Связи между идеологическим характером предстоящей учёбы и устрашающего вида печкой – да какой там печкой – печищей! – Яков не уловил. Но промолчал. Не хотелось прослыть балбесом с самого начала. Доцент тоже в детали не вдавался – видно, решил не распинаться ради единственного слушателя – и перешёл прямо к делу:
– Вот печка, дверца вот, дрова в неё пихаешь…

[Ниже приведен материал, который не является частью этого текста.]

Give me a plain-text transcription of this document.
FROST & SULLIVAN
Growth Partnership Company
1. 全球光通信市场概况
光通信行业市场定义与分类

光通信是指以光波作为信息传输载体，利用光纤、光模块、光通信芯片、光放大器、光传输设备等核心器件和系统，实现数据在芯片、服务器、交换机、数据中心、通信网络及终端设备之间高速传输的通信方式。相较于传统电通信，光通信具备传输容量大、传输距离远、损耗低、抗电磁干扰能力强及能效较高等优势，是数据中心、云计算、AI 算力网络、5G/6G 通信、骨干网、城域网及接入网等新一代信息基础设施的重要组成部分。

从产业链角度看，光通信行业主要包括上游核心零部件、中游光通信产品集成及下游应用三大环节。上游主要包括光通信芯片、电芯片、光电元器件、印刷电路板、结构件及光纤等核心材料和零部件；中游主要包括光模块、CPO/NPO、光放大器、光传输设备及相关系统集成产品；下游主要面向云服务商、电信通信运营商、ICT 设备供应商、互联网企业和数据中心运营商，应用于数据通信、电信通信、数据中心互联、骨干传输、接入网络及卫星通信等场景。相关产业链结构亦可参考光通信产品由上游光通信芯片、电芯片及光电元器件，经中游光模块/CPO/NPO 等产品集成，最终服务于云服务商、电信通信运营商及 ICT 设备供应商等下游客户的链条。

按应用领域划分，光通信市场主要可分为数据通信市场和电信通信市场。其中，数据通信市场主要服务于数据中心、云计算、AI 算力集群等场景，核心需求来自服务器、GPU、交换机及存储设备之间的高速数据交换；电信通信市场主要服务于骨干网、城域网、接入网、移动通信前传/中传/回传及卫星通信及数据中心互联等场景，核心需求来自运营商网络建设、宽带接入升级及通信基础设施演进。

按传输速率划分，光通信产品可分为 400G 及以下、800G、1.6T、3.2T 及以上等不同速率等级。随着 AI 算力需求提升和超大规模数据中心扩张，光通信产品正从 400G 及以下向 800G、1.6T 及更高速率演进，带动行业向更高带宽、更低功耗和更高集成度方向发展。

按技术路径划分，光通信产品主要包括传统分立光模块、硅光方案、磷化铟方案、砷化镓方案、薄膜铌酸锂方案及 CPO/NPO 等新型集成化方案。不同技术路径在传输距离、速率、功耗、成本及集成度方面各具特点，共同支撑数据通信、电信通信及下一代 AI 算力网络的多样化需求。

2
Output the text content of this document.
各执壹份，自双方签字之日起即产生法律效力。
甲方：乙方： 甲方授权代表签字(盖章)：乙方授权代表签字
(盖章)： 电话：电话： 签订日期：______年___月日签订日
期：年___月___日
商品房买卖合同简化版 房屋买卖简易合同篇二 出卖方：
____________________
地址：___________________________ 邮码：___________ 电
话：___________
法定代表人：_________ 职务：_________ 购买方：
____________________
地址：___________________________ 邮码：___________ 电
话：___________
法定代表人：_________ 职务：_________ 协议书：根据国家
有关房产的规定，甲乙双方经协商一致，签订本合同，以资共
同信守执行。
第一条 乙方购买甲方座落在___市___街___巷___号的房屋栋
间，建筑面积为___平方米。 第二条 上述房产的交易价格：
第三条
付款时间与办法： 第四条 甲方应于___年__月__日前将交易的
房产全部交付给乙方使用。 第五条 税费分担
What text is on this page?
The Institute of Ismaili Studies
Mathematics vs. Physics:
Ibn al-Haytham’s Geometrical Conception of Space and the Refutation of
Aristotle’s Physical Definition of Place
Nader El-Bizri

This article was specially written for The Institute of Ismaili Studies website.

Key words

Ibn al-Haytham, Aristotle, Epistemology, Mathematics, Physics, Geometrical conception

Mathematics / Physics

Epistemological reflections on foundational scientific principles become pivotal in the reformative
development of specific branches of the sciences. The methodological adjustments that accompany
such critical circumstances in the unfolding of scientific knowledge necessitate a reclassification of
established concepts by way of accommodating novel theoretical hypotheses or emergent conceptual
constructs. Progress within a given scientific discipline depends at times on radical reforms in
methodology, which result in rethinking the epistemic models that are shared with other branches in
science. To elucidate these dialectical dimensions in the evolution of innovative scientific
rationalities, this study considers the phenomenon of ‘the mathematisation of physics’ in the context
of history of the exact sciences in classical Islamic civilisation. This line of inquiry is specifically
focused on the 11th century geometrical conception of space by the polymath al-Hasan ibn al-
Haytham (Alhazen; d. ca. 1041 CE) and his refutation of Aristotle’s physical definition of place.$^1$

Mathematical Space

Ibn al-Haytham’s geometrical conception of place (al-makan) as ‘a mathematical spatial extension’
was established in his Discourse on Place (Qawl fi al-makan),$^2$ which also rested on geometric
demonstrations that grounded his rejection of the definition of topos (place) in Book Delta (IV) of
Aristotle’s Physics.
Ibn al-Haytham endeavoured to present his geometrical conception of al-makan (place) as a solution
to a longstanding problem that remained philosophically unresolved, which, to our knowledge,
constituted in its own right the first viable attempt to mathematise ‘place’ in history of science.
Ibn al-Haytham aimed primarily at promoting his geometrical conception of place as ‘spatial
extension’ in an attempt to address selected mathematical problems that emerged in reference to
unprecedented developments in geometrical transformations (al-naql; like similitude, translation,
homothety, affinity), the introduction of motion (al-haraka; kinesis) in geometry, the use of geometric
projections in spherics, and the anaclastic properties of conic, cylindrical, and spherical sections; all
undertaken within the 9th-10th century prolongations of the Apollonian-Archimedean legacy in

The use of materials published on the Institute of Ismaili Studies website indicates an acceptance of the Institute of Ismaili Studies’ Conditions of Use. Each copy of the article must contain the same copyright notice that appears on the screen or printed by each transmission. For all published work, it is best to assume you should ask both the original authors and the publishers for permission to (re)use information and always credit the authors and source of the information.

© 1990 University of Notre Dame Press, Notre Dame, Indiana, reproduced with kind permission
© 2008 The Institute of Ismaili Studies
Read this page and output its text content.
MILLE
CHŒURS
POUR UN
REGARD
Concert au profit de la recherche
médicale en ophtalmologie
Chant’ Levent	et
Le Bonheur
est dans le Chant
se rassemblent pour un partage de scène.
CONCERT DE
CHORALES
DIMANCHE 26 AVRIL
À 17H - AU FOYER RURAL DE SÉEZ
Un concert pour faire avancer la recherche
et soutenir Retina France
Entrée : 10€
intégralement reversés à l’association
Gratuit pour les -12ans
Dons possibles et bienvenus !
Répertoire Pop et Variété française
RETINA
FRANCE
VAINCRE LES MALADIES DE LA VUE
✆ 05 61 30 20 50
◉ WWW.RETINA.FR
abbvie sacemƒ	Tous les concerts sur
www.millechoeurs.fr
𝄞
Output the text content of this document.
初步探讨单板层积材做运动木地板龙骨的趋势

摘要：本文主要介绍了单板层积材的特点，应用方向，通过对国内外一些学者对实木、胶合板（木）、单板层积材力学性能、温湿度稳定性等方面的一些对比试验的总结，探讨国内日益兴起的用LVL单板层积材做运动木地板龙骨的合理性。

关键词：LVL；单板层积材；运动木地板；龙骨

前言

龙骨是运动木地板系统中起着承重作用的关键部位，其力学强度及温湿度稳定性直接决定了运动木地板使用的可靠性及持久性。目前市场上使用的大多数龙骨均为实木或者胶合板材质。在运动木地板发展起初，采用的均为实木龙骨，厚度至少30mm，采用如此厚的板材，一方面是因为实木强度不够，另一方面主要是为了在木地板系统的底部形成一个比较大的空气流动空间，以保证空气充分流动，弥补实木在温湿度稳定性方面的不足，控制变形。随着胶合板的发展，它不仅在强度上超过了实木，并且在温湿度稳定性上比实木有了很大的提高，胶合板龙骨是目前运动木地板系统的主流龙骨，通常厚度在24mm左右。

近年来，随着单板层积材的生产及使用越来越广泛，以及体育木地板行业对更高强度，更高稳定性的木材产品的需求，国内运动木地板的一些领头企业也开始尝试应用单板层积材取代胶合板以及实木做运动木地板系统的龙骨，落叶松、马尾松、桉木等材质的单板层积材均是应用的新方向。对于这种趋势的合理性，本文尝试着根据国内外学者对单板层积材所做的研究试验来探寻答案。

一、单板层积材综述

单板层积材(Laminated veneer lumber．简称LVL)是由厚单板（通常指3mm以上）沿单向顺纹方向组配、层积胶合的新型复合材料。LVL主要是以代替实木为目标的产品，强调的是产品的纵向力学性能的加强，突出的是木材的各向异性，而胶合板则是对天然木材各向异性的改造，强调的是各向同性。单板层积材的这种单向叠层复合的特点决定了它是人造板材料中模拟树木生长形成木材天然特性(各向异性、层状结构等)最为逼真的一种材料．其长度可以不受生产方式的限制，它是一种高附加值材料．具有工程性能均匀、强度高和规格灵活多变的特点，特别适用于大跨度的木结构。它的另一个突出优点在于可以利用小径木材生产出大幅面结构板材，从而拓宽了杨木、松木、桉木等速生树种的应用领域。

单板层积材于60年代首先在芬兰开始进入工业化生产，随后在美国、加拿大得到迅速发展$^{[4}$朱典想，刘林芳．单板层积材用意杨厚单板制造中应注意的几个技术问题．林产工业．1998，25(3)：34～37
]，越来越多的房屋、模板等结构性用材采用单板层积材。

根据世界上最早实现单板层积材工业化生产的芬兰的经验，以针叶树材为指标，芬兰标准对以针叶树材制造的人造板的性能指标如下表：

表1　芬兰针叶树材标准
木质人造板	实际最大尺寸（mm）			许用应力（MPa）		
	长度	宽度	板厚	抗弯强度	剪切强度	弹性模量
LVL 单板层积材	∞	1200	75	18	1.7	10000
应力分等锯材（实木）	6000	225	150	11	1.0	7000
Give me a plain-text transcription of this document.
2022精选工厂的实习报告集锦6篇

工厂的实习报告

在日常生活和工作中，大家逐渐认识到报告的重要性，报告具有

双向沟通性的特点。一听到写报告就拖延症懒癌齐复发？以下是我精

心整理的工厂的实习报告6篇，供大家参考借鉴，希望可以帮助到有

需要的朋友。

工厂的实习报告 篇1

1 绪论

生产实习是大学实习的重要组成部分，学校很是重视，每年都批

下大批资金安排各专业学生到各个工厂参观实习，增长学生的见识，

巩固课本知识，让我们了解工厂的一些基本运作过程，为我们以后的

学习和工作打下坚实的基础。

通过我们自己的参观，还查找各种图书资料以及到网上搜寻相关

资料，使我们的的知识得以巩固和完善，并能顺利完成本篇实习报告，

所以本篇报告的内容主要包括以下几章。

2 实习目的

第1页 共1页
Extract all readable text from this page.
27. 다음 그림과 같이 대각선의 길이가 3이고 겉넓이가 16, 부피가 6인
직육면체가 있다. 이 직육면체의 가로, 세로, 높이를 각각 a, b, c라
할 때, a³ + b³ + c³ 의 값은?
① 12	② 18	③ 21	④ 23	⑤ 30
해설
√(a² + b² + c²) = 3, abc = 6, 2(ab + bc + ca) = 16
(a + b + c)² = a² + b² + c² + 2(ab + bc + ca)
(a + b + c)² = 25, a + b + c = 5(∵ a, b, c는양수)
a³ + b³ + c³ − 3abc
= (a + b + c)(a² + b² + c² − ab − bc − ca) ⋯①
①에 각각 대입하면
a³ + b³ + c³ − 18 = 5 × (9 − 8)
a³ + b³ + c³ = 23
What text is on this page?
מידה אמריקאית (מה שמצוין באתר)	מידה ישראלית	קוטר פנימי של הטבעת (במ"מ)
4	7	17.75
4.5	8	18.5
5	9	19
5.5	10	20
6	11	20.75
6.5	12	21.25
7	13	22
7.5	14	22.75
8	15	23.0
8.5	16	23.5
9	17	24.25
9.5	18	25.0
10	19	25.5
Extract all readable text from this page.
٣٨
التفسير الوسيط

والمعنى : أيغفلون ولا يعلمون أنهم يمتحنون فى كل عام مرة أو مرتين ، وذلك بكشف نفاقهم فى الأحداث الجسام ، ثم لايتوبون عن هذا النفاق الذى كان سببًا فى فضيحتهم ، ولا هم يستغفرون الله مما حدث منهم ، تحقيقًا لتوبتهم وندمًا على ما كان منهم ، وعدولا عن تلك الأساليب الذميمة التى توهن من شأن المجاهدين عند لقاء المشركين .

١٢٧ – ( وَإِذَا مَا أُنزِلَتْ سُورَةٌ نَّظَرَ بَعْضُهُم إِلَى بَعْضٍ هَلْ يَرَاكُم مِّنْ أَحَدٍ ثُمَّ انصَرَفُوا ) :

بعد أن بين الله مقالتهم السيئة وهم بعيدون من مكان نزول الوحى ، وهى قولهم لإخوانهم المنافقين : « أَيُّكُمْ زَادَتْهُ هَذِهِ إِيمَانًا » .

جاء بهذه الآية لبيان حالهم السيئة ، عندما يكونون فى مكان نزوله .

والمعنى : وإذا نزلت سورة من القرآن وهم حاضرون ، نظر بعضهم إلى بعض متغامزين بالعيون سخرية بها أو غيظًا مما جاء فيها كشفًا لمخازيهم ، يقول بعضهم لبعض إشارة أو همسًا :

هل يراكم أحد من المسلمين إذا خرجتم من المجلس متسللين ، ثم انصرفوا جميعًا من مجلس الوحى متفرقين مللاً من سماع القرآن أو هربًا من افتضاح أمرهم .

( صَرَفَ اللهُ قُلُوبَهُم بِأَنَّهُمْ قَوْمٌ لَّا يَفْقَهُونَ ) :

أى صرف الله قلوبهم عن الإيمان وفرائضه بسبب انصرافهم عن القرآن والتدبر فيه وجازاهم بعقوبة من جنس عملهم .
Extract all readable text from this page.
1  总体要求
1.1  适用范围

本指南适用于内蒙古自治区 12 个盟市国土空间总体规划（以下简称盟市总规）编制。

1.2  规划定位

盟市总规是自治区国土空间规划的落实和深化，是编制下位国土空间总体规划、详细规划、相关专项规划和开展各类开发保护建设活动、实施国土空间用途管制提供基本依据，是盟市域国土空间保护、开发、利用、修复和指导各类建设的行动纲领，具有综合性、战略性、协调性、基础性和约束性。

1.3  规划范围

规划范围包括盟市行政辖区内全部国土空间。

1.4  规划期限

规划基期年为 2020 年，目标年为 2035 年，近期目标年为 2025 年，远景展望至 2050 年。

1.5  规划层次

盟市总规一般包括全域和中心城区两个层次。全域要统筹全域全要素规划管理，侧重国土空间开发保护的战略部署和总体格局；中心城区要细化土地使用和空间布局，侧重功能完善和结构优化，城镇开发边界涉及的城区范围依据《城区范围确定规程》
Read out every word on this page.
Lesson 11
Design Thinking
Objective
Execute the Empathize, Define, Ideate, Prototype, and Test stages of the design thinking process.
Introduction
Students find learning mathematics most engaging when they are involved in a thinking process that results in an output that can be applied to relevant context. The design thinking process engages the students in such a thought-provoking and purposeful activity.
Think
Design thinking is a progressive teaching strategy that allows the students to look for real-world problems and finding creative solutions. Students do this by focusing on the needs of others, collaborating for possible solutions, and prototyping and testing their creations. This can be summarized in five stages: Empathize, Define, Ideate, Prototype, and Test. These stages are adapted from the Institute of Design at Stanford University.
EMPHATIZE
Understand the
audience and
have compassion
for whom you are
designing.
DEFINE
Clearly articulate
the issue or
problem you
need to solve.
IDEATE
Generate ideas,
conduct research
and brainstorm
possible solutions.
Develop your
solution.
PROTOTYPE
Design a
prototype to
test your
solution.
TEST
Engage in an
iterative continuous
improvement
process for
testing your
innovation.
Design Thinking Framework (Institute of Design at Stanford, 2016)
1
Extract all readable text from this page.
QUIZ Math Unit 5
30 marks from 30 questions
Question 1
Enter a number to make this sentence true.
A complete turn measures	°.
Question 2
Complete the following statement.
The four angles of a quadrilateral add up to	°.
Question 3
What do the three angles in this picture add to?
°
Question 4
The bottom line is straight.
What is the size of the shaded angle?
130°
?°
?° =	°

– А дрова тоже мне рубить?
Попробовал представить себя Челентаной. Вышло так себе.
– Дрова – забота не твоя, нарубят их заранее и у двери оставят. Тебе же трудов всего-то – сюда вот заложить и подпалить. За должность такую Герострат маму бы родную не пожалел, мечта, а не должность, – ухмыльнулся Баркашин. – Спички есть?
– Не, я пока не курю.
– Это правильно. Добудешь, значит, спички заранее – и затопишь. И чтоб не погасло смотри, потому что в полшестого, когда повара встанут, вот здесь, – он постучал тяжёлым, напитанным влагой поленом по гулкому танкерному борту, – полыхать должно, как в советском колумбарии родном.
– Во… во сколько встанут повара?
– В полшестого. Завтрак-то в семь, – препод исподтишка ухмыльнулся. – А тебя, значит, около четырёх поднимут. Не рановато? Может, предпочитаешь грязь на поле дни напролёт месить?
– Да не, Виктор Валерьевич, встану. Встану я, не впервой.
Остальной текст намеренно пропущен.